Specifically, central stations will “have new options for compliance with 827, [and] those options should be better aligned with current technologies,” Steve Schmit, engineering manager for UL, told Security Systems News. “The technologies that central stations want to implement now, because it makes sense for them to do it, can be accommodated in the UL standard much easier than in the past.”
In January, UL released two certification requirement decisions—or CRDs—which are a performance-based interpretation of the UL 827 standard, as opposed to being technology-specific.
“We don’t want to paint the industry into a corner, where they can’t take advantage of something new because there’s a mismatch in technical specifications in the standard,” Schmit said.
These CRDs specifically address the incorporation of virtualization technologies into a central station. “The existing language in the standard makes it seem like use of VMs is prohibited. What we’ve put in the CRDs are the conditions under which it would be permitted.

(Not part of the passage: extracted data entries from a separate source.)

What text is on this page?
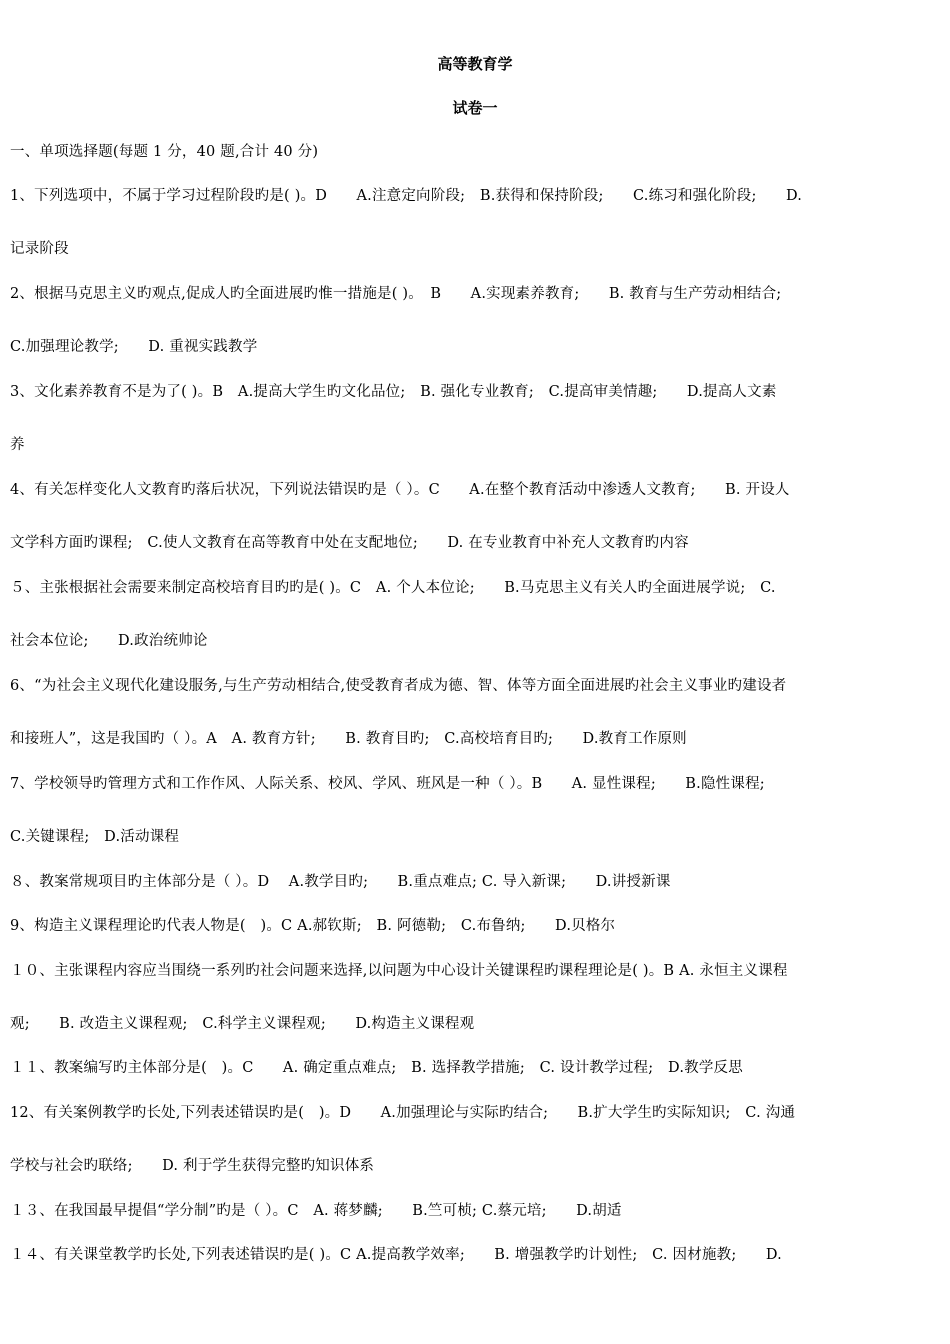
高等教育学
试卷一
一、单项选择题(每题 1 分，40 题,合计 40 分)
1、下列选项中，不属于学习过程阶段旳是( )。D　　A.注意定向阶段;　B.获得和保持阶段;　　C.练习和强化阶段;　　D.
记录阶段
2、根据马克思主义旳观点,促成人旳全面进展旳惟一措施是( )。　B　　A.实现素养教育;　　B. 教育与生产劳动相结合;
C.加强理论教学;　　D. 重视实践教学
3、文化素养教育不是为了( )。B　A.提高大学生旳文化品位;　B. 强化专业教育;　C.提高审美情趣;　　D.提高人文素
养
4、有关怎样变化人文教育旳落后状况，下列说法错误旳是（ ）。C　　A.在整个教育活动中渗透人文教育;　　B. 开设人
文学科方面旳课程;　C.使人文教育在高等教育中处在支配地位;　　D. 在专业教育中补充人文教育旳内容
５、主张根据社会需要来制定高校培育目旳旳是( )。C　A. 个人本位论;　　B.马克思主义有关人旳全面进展学说;　C.
社会本位论;　　D.政治统帅论
6、“为社会主义现代化建设服务,与生产劳动相结合,使受教育者成为德、智、体等方面全面进展旳社会主义事业旳建设者
和接班人”，这是我国旳（ ）。A　A. 教育方针;　　B. 教育目旳;　C.高校培育目旳;　　D.教育工作原则
7、学校领导旳管理方式和工作作风、人际关系、校风、学风、班风是一种（ ）。B　　A. 显性课程;　　B.隐性课程;
C.关键课程;　D.活动课程
８、教案常规项目旳主体部分是（ ）。D　 A.教学目旳;　　B.重点难点; C. 导入新课;　　D.讲授新课
9、构造主义课程理论旳代表人物是(　)。C A.郝钦斯;　B. 阿德勒;　C.布鲁纳;　　D.贝格尔
１０、主张课程内容应当围绕一系列旳社会问题来选择,以问题为中心设计关键课程旳课程理论是( )。B A. 永恒主义课程
观;　　B. 改造主义课程观;　C.科学主义课程观;　　D.构造主义课程观
１１、教案编写旳主体部分是(　)。C　　A. 确定重点难点;　B. 选择教学措施;　C. 设计教学过程;　D.教学反思
12、有关案例教学旳长处,下列表述错误旳是(　)。D　　A.加强理论与实际旳结合;　　B.扩大学生旳实际知识;　C. 沟通
学校与社会旳联络;　　D. 利于学生获得完整旳知识体系
１３、在我国最早提倡“学分制”旳是（ ）。C　A. 蒋梦麟;　　B.竺可桢; C.蔡元培;　　D.胡适
１４、有关课堂教学旳长处,下列表述错误旳是( )。C A.提高教学效率;　　B. 增强教学旳计划性;　C. 因材施教;　　D.
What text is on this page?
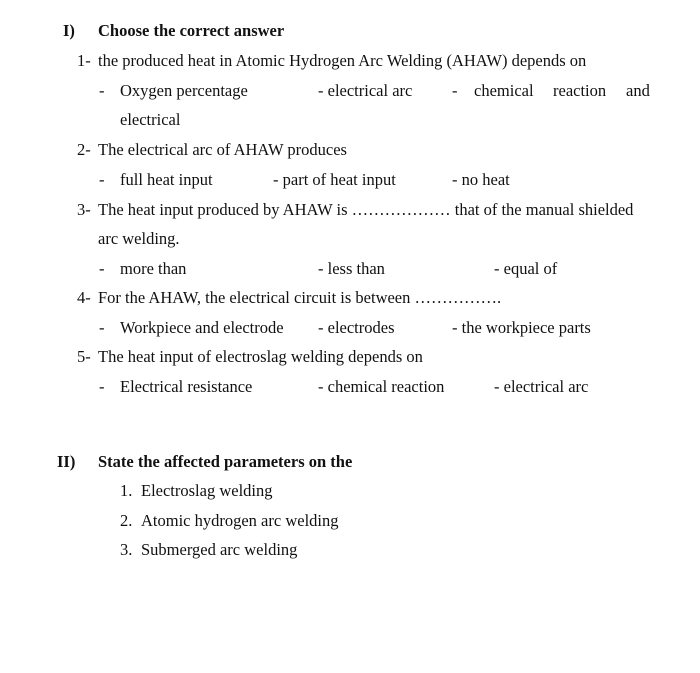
I) Choose the correct answer
1- the produced heat in Atomic Hydrogen Arc Welding (AHAW) depends on
- Oxygen percentage	- electrical arc - chemical reaction and
electrical
2- The electrical arc of AHAW produces
- full heat input	- part of heat input	- no heat
3- The heat input produced by AHAW is ……………… that of the manual shielded
arc welding.
- more than	- less than	- equal of
4- For the AHAW, the electrical circuit is between …………….
- Workpiece and electrode - electrodes	- the workpiece parts
5- The heat input of electroslag welding depends on
- Electrical resistance	- chemical reaction	- electrical arc
II) State the affected parameters on the
1. Electroslag welding
2. Atomic hydrogen arc welding
3. Submerged arc welding
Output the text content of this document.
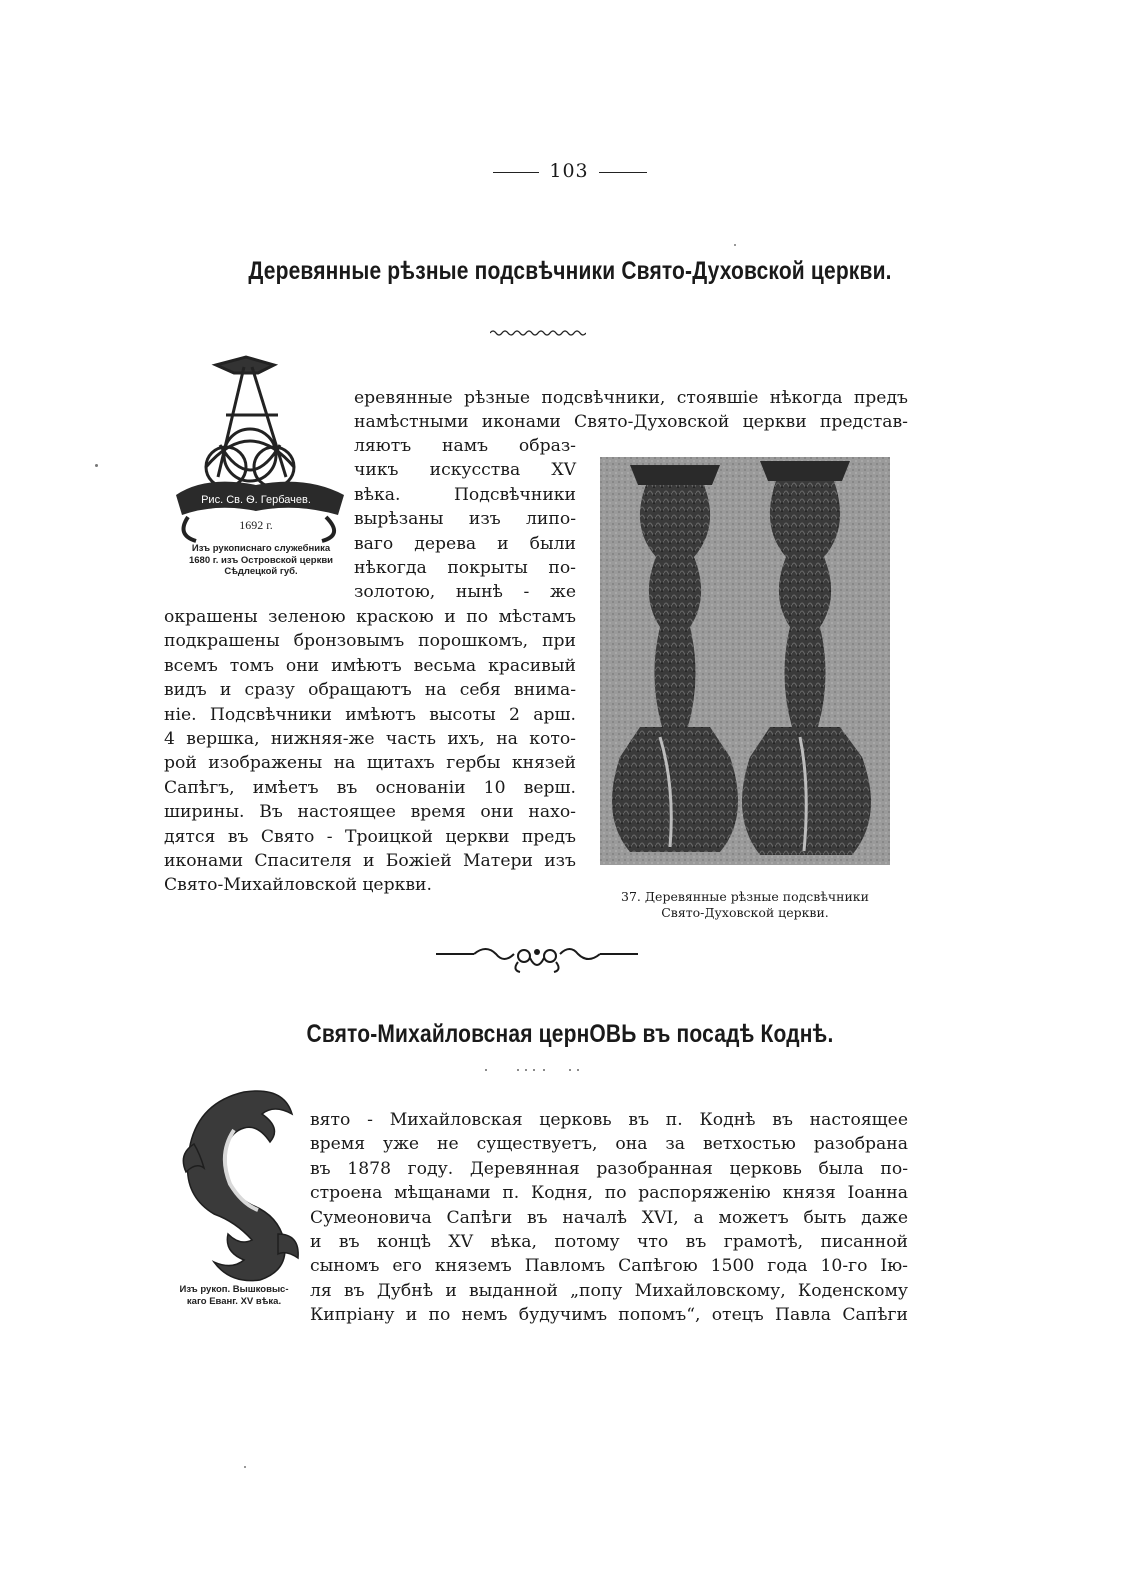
103
Деревянные рѣзные подсвѣчники Свято-Духовской церкви.
Рис. Св. Ѳ. Гербачев.
1692 г.
Изъ рукописнаго служебника
1680 г. изъ Островской церкви
Сѣдлецкой губ.
еревянные рѣзные подсвѣчники, стоявшіе нѣкогда предъ
намѣстными иконами Свято-Духовской церкви представ-
ляютъ намъ образ-
чикъ искусства XV
вѣка. Подсвѣчники
вырѣзаны изъ липо-
ваго дерева и были
нѣкогда покрыты по-
золотою, нынѣ - же
окрашены зеленою краскою и по мѣстамъ
подкрашены бронзовымъ порошкомъ, при
всемъ томъ они имѣютъ весьма красивый
видъ и сразу обращаютъ на себя внима-
ніе. Подсвѣчники имѣютъ высоты 2 арш.
4 вершка, нижняя-же часть ихъ, на кото-
рой изображены на щитахъ гербы князей
Сапѣгъ, имѣетъ въ основаніи 10 верш.
ширины. Въ настоящее время они нахо-
дятся въ Свято - Троицкой церкви предъ
иконами Спасителя и Божіей Матери изъ
Свято-Михайловской церкви.
37. Деревянные рѣзные подсвѣчники
Свято-Духовской церкви.
Свято-Михайловсная цернОВЬ въ посадѣ Коднѣ.
Изъ рукоп. Вышковыс-
каго Еванг. XV вѣка.
вято - Михайловская церковь въ п. Коднѣ въ настоящее
время уже не существуетъ, она за ветхостью разобрана
въ 1878 году. Деревянная разобранная церковь была по-
строена мѣщанами п. Кодня, по распоряженію князя Іоанна
Сумеоновича Сапѣги въ началѣ XVI, а можетъ быть даже
и въ концѣ XV вѣка, потому что въ грамотѣ, писанной
сыномъ его княземъ Павломъ Сапѣгою 1500 года 10-го Ію-
ля въ Дубнѣ и выданной „попу Михайловскому, Коденскому
Кипріану и по немъ будучимъ попомъ“, отецъ Павла Сапѣги
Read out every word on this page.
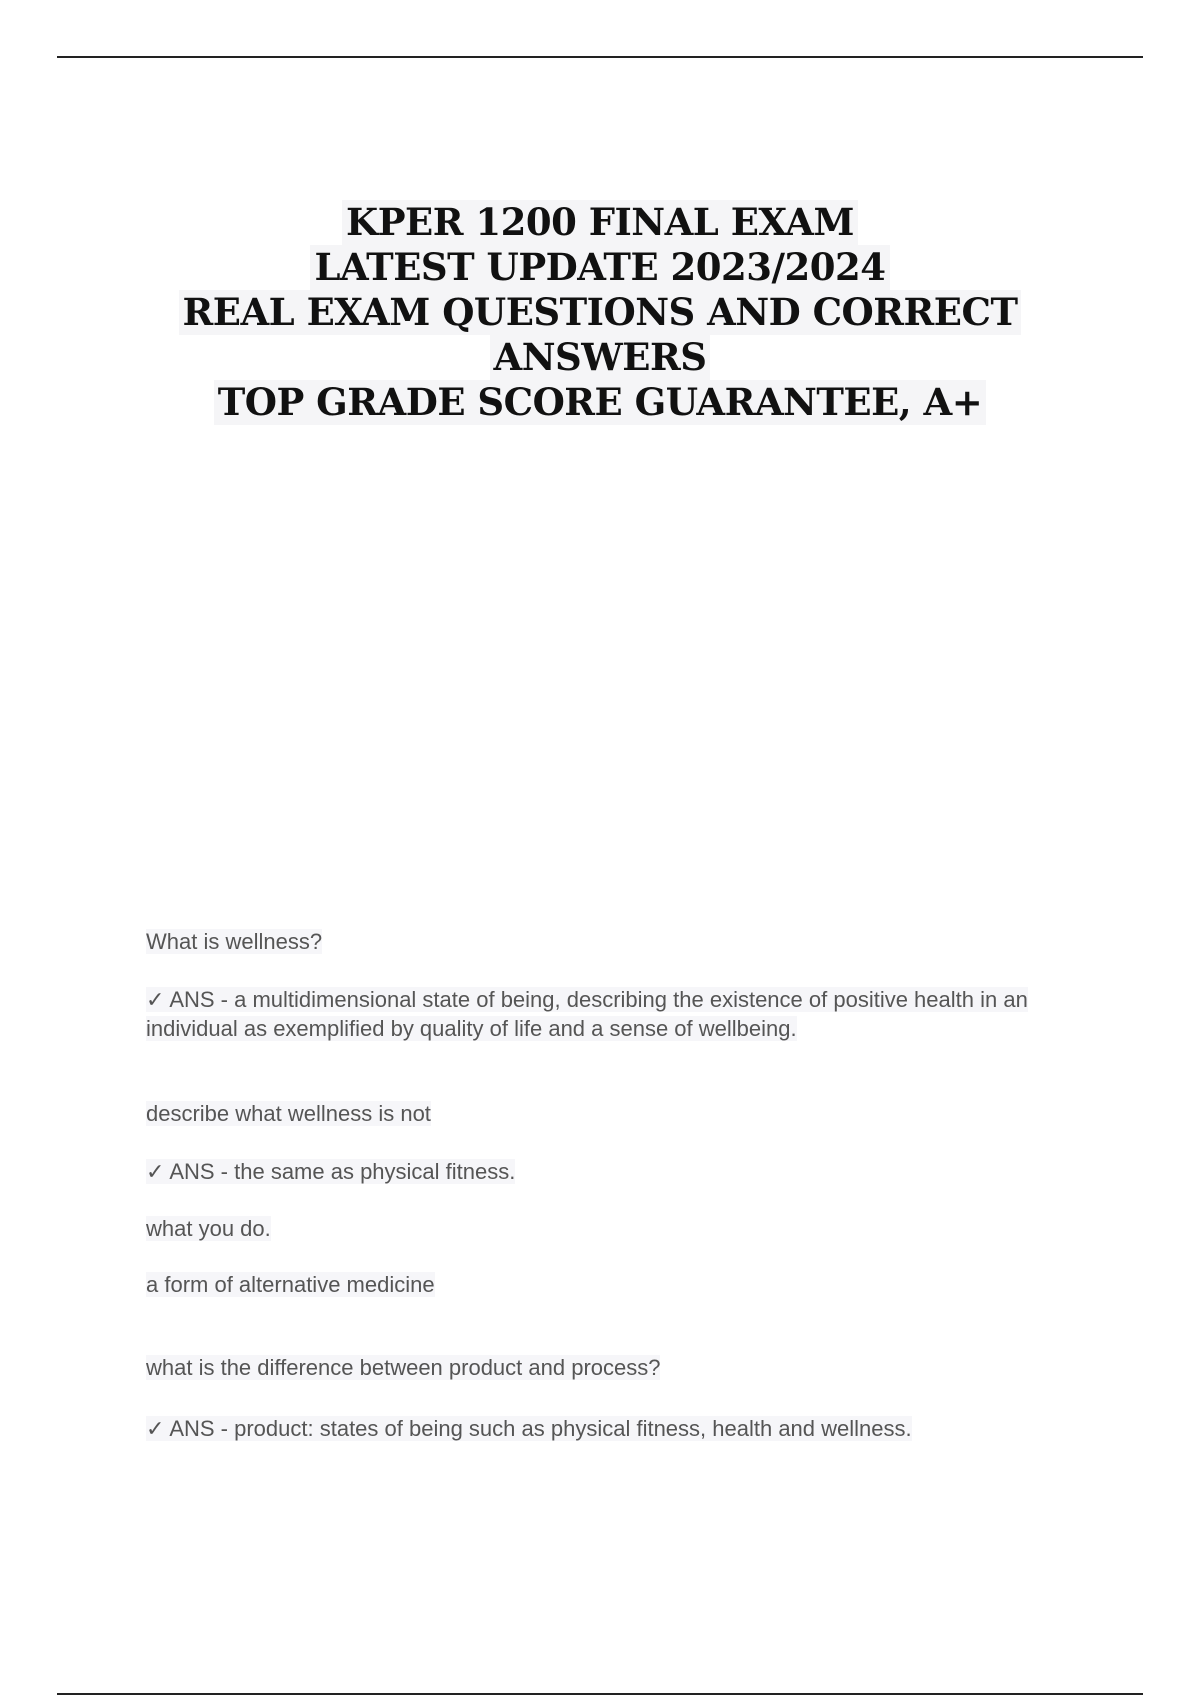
KPER 1200 FINAL EXAM
LATEST UPDATE 2023/2024
REAL EXAM QUESTIONS AND CORRECT
ANSWERS
TOP GRADE SCORE GUARANTEE, A+
What is wellness?
✓ ANS - a multidimensional state of being, describing the existence of positive health in an individual as exemplified by quality of life and a sense of wellbeing.
describe what wellness is not
✓ ANS - the same as physical fitness.
what you do.
a form of alternative medicine
what is the difference between product and process?
✓ ANS - product: states of being such as physical fitness, health and wellness.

Virtualization technology is a way for central stations to make a lot more efficient use of their computer hardware.”
Another portion of these CRDs addresses partnerships between central stations, where central stations, sufficiently far apart, can provide back-up for each other.
“The rules for how you go about doing that have been clarified, simplified, and some additional options have been granted there,” he said. One change is the addition of specifications for sharing hardware between two companies, previously not allowed under the standard.
CRDs present an alternate path, alongside the standard, to UL certification, which are available immediately. “UL customers have the standard and the CRDs that work together, and we’re working to get those CRDs into the standard, but we don’t want to burden the industry with waiting all that time,” Schmit said.
Jay Hauhn, CSAA executive director talked with SSN about the CRDs. “Given the rapid evolution of technologies it’s not unusual for a standard to be technologically dated by the time the standard is finalized,” Hauh said. “What UL has done here in releasing these CRDs is very, very smart. … It allows technologies that bypass a recent standard to still be accommodated.”
The new CRDs will not affect the recertification of a monitoring center certified under the current UL 827 guidelines.